C.A. Davids by Geena Wilkinson

C.A. Davids by Geena Wilkinson.

C.A. Davids’ How to Be a Revolutionary Explores Personal and Political Loyalties

C.A. Davids’ How to Be a Revolutionary Explores Personal and Political Loyalties

When Beth, in C.A. Davids’ How to Be a Revolutionary, leaves South Africa for Shanghai, she did not expect to be immersed in the Chinese city. It offers warmth and exploration, and for years her marriage issues in Cape Town recede into the distance. But suddenly, she is forced to reckon with much more.

How to Be a Revolutionary is forthcoming on February 8, from Verso Books. “It’s for readers of Teju Cole and What We Lose by Zinzi Clemmons,” say its publishers.

Here’s a description:

Fleeing her moribund marriage in Cape Town, Beth accepts a diplomatic posting to Shanghai. In this anonymous city she hopes to lose herself in books, wine, and solitude, and to dodge whatever pangs of conscience she feels for her fealty to a South African regime that, by the twenty-first century, has betrayed its early promises.

At night, she hears the sound of typing, and then late one evening Zhao arrives at her door. They explore hidden Shanghai and discover a shared love of Langston Hughes—who had his own Chinese and African sojourns. But then Zhao vanishes, and a typewritten manuscript—chunk by chunk—appears at her doorstep instead. The truths unearthed in this manuscript cause her to reckon with her own past, and the long-buried story of what happened to Kay, her fearless, revolutionary friend.

Connecting contemporary Shanghai, late Apartheid era South Africa, and China during the Great Leap Forward and the Tiananmen uprising—and refracting this globe-trotting and time-traveling through Hughes’ confessional letters to a South African protege about the poet’s time in Shanghai—How to Be a Revolutionary is an amazingly ambitious novel. It’s also a heartbreaking exploration of what we owe our countries, our consciences, and ourselves.

The novel was inspired by the South African author’s own trip to China, she told Open Country Mag. But she didn’t start immediately; rather she thought of chapters in her head and scribbled random scenes before “the actual disciplined act of writing began.”

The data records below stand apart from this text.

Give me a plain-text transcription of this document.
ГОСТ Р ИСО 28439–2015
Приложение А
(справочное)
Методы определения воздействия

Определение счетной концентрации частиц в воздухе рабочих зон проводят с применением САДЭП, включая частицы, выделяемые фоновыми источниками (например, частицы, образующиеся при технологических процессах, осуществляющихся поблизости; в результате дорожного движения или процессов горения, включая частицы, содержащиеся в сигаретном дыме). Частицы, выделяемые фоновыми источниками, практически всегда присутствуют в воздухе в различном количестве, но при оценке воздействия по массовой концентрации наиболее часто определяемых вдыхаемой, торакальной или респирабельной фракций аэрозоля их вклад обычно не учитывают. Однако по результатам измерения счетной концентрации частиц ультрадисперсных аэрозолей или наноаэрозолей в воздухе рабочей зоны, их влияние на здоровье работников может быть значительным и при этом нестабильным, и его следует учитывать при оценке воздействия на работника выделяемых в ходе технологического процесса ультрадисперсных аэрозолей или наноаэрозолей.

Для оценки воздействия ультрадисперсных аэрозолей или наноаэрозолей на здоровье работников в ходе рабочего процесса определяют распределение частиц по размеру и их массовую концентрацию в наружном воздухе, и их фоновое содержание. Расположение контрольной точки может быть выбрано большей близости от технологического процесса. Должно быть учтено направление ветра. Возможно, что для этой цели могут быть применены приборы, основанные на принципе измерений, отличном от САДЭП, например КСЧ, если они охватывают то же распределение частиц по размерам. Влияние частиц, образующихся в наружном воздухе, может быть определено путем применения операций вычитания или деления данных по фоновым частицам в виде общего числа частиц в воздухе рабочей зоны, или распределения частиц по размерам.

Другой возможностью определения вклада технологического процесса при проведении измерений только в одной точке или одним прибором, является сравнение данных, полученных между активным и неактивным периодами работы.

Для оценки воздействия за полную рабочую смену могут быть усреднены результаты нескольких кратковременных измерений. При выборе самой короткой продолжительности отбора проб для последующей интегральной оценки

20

She said, “I’d just moved back home to South Africa after having lived in Shanghai for three years. I was really happy to be home and all that the move brought with it (especially clear blue skies after the heavy grey) but I also hankered for what I’d just left behind, and the novel started as a love letter to Shanghai. From there it happened quite organically: the initial concept was soon shaped by a number of serendipitous events and readings.”

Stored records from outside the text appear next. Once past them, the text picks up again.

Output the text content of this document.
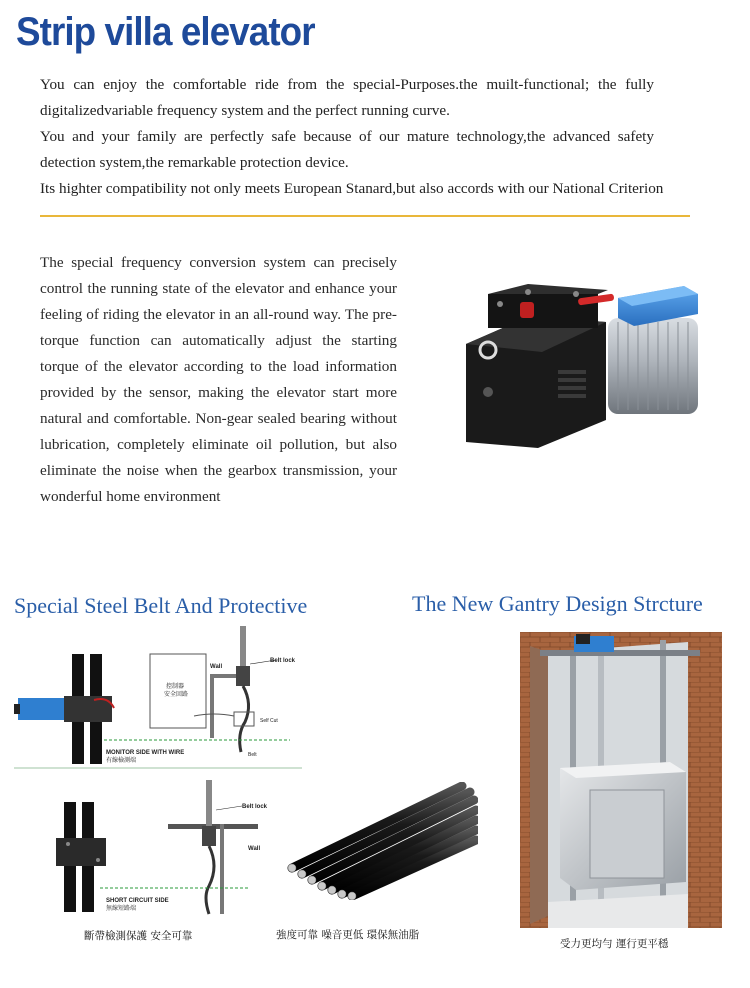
Strip villa elevator

You can enjoy the comfortable ride from the special-Purposes.the muilt-functional; the fully digitalizedvariable frequency system and the perfect running curve.

You and your family are perfectly safe because of our mature technology,the advanced safety detection system,the remarkable protection device.

Its highter compatibility not only meets European Stanard,but also accords with our National Criterion

The special frequency conversion system can precisely control the running state of the elevator and enhance your feeling of riding the elevator in an all-round way. The pre-torque function can automatically adjust the starting torque of the elevator according to the load information provided by the sensor, making the elevator start more natural and comfortable. Non-gear sealed bearing without lubrication, completely eliminate oil pollution, but also eliminate the noise when the gearbox transmission, your wonderful home environment
Special Steel Belt And Protective	The New Gantry Design Strcture
控制器
安全回路
Wall
Belt lock
Self Cut
Belt
MONITOR SIDE WITH WIRE
有線檢測端
Wall
Belt lock
SHORT CIRCUIT SIDE
無線短路端
斷帶檢測保護 安全可靠	強度可靠 噪音更低 環保無油脂
受力更均勻 運行更平穩
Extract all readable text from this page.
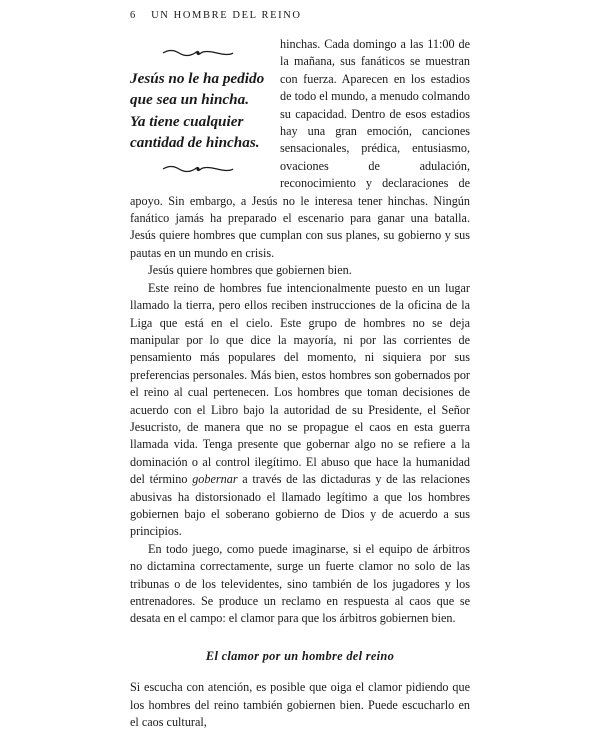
6 UN HOMBRE DEL REINO

Jesús no le ha pedido que sea un hincha. Ya tiene cualquier cantidad de hinchas.
hinchas. Cada domingo a las 11:00 de la mañana, sus fanáticos se muestran con fuerza. Aparecen en los estadios de todo el mundo, a menudo colmando su capacidad. Dentro de esos estadios hay una gran emoción, canciones sensacionales, prédica, entusiasmo, ovaciones de adulación, reconocimiento y declaraciones de apoyo. Sin embargo, a Jesús no le interesa tener hinchas. Ningún fanático jamás ha preparado el escenario para ganar una batalla. Jesús quiere hombres que cumplan con sus planes, su gobierno y sus pautas en un mundo en crisis.

Jesús quiere hombres que gobiernen bien.

Este reino de hombres fue intencionalmente puesto en un lugar llamado la tierra, pero ellos reciben instrucciones de la oficina de la Liga que está en el cielo. Este grupo de hombres no se deja manipular por lo que dice la mayoría, ni por las corrientes de pensamiento más populares del momento, ni siquiera por sus preferencias personales. Más bien, estos hombres son gobernados por el reino al cual pertenecen. Los hombres que toman decisiones de acuerdo con el Libro bajo la autoridad de su Presidente, el Señor Jesucristo, de manera que no se propague el caos en esta guerra llamada vida. Tenga presente que gobernar algo no se refiere a la dominación o al control ilegítimo. El abuso que hace la humanidad del término gobernar a través de las dictaduras y de las relaciones abusivas ha distorsionado el llamado legítimo a que los hombres gobiernen bajo el soberano gobierno de Dios y de acuerdo a sus principios.

En todo juego, como puede imaginarse, si el equipo de árbitros no dictamina correctamente, surge un fuerte clamor no solo de las tribunas o de los televidentes, sino también de los jugadores y los entrenadores. Se produce un reclamo en respuesta al caos que se desata en el campo: el clamor para que los árbitros gobiernen bien.

El clamor por un hombre del reino

Si escucha con atención, es posible que oiga el clamor pidiendo que los hombres del reino también gobiernen bien. Puede escucharlo en el caos cultural,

In South Africa, Davids read a book which was “very hard to find” in Mainland China. This was Yang Jisheng’s Tombstone: The Great Chinese Famine. “It became elemental to my understanding of what had happened in China,” she told us. “Another fortuitous discovery was that Langston Hughes had spent time in Shanghai, and that he’d corresponded with writers from South Africa.”

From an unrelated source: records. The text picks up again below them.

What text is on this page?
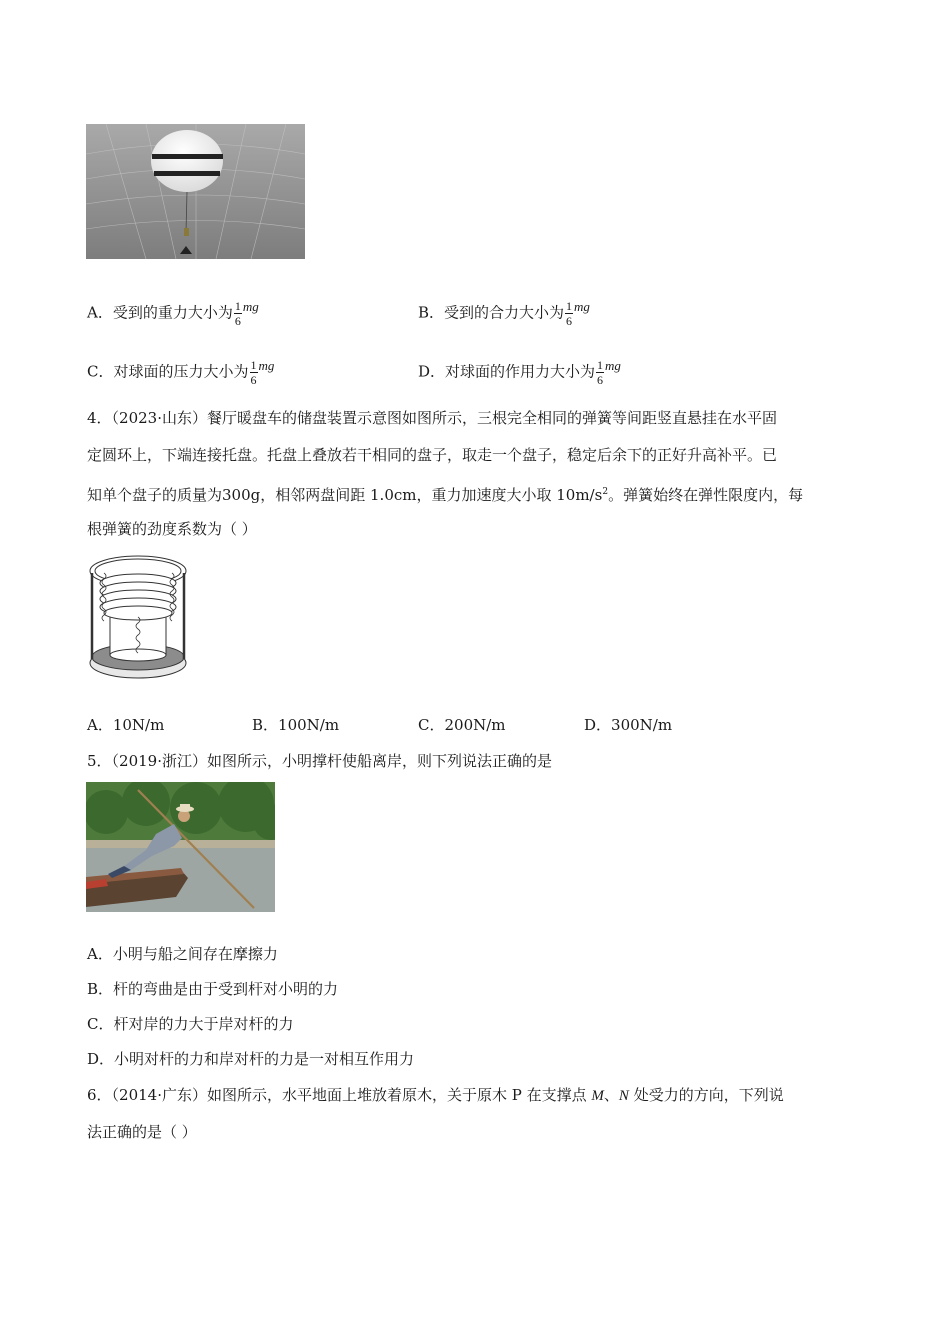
A．受到的重力大小为 $\frac{1}{6}$ mg	B．受到的合力大小为 $\frac{1}{6}$ mg
C．对球面的压力大小为 $\frac{1}{6}$ mg	D．对球面的作用力大小为 $\frac{1}{6}$ mg
4．（2023·山东）餐厅暖盘车的储盘装置示意图如图所示，三根完全相同的弹簧等间距竖直悬挂在水平固
定圆环上，下端连接托盘。托盘上叠放若干相同的盘子，取走一个盘子，稳定后余下的正好升高补平。已
知单个盘子的质量为300g，相邻两盘间距 1.0cm，重力加速度大小取 $10m/s^2$。弹簧始终在弹性限度内，每
根弹簧的劲度系数为（ ）
A．10N/m	B．100N/m	C．200N/m	D．300N/m
5．（2019·浙江）如图所示，小明撑杆使船离岸，则下列说法正确的是
A．小明与船之间存在摩擦力
B．杆的弯曲是由于受到杆对小明的力
C．杆对岸的力大于岸对杆的力
D．小明对杆的力和岸对杆的力是一对相互作用力
6．（2014·广东）如图所示，水平地面上堆放着原木，关于原木 P 在支撑点 M、N 处受力的方向，下列说
法正确的是（ ）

How To Be a Revolutionary has been praised by Imraan Coovadia, who called it “a global novel” and Davids “one of the South Africa’s most innovative writers.” Jennifer Nansugba Makumbi wrote in a blurb: “This placing side by side of a Chinese, a South African, and an African American together should not work, yet she makes it do so authentically. It is a brave book and I pray the world reads it with as much delight as I have.”

C.A. Davids knew the novel she wanted, a compelling and well-written work. She wanted it to “incorporate issues that I thought pretty quotidian and human: race (always), love, loss, revolution,” she said. “I left food out of that wonderful mix, although I couldn’t resist writing a lavish dinner scene somewhere in the book.”